La denuncia surge del grupo antiracista polaco Never Again, cuyo cofundador, Rafal Pankowski, sostiene a través de un comunicado que Marciniak “supuestamente promovió y participó recientemente en un evento organizado por un líder polaco de extrema derecha, Slawomir Mentzen. Estamos conmocionados y horrorizados por la asociación pública de Marciniak con Mentzen y su tipo de política tóxica de extrema derecha. Es incompatible con los valores básicos del juego limpio como la igualdad y el respeto”.
Mentzen es el líder del partido populista Konfederacja (Confederación), que ha sido acusado de promover puntos de vista antisemitas, sexistas y homofóbicos.
Marciniak fue anunciado como orador en una conferencia de negocios para empresarios que tuvo lugar el lunes en Katowice (Polonia). Mentzen promovió la participación del árbitro en sus canales de redes sociales.
Comunicado de la UEFA
La UEFA sostiene en un comunicado que "toda la comunidad del fútbol aborrece los 'valores' que promueve el grupo en cuestión y se toma muy en serio estas acusaciones".

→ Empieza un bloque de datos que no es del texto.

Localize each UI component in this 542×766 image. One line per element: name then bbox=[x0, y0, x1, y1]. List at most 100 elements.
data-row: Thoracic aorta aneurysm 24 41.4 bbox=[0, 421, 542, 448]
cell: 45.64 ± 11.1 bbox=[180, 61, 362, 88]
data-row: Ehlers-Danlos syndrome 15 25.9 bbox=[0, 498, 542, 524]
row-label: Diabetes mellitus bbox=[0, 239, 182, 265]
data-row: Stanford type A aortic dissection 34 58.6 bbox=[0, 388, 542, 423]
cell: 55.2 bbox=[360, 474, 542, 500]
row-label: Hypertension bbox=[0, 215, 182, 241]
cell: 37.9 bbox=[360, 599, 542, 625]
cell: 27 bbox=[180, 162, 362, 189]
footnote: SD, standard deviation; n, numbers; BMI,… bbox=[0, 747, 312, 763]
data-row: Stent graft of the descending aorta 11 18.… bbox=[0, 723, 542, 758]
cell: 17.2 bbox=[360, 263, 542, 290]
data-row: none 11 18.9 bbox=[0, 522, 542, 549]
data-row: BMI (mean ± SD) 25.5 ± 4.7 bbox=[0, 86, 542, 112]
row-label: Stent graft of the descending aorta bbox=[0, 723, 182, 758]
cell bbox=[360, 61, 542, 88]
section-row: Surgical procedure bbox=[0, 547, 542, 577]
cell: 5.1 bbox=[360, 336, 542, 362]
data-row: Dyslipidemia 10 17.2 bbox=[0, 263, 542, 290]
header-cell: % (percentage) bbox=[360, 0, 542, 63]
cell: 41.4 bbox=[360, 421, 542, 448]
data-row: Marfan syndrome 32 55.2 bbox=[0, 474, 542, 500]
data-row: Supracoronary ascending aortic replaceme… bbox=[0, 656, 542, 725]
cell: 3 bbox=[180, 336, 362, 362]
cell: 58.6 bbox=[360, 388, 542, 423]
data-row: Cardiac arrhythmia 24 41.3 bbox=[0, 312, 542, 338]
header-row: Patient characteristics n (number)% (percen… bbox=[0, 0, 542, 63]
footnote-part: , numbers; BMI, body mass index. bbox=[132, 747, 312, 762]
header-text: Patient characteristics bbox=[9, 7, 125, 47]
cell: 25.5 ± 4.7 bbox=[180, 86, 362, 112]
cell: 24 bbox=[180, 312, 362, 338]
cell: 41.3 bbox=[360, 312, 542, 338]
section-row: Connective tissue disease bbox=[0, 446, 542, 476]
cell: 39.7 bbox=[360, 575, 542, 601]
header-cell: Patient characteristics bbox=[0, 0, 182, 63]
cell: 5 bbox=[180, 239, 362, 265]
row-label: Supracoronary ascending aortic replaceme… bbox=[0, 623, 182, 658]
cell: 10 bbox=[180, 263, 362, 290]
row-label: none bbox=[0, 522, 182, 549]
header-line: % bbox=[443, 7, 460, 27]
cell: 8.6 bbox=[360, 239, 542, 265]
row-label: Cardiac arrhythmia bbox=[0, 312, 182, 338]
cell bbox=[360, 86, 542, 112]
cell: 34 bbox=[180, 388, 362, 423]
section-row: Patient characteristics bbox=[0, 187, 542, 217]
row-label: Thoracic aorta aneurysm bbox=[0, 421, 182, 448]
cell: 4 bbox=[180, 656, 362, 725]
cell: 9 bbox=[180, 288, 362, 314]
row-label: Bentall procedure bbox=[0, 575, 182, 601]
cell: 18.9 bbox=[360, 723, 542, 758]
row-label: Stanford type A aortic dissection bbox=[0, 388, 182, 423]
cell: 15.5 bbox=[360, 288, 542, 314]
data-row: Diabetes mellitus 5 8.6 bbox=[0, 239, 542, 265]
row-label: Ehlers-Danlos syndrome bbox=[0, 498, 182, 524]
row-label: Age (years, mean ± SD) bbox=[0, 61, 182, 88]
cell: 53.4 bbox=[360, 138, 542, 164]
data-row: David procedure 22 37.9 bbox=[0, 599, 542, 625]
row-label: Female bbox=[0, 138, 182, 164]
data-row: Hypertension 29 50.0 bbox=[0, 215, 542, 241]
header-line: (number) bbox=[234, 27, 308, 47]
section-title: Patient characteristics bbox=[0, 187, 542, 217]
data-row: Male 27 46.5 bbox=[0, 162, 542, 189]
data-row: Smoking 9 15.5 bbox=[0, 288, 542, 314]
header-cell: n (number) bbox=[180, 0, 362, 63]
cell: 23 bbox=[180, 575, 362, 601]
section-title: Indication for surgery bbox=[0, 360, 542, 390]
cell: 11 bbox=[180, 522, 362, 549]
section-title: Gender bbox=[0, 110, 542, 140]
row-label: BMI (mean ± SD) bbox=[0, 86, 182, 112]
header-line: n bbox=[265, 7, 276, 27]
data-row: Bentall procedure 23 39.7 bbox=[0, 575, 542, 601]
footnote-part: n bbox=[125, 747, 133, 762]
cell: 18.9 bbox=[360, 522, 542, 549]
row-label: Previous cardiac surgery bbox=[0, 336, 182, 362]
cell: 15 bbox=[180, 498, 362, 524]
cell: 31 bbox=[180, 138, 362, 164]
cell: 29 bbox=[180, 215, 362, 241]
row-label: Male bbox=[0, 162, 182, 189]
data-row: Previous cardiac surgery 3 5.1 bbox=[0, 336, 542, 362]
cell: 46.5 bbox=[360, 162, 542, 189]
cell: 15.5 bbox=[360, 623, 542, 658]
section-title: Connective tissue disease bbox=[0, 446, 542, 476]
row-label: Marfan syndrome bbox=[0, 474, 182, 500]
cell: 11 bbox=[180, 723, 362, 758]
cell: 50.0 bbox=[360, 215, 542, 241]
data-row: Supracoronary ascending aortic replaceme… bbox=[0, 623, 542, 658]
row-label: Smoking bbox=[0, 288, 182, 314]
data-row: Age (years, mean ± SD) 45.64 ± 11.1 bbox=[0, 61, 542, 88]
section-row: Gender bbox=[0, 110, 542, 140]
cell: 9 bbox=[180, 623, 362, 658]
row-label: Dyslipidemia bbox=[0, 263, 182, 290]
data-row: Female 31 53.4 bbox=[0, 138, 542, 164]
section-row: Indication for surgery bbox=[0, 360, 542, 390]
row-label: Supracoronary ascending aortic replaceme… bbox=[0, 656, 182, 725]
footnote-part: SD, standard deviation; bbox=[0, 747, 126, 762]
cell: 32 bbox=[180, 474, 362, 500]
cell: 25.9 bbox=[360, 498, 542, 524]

Según Pankowski, Never Again le ha pedido a Marciniak que “reconociera su error. Si no lo hace, creemos que la UEFA y la FIFA deberían sacar consecuencias”.
El mejor árbitro de la actualidad
Marciniak, de 42 años, arbitró en los Mundiales de 2022 y 2018 y en la Eurocopa de 2016. Se perdió la Eurocopa 2020 mientras se recuperaba de un problema cardíaco después de una infección por COVID-19. En diciembre pasado dirigió la final del Mundial de Qatar 2022 que Argentina ganó a Francia por penaltis.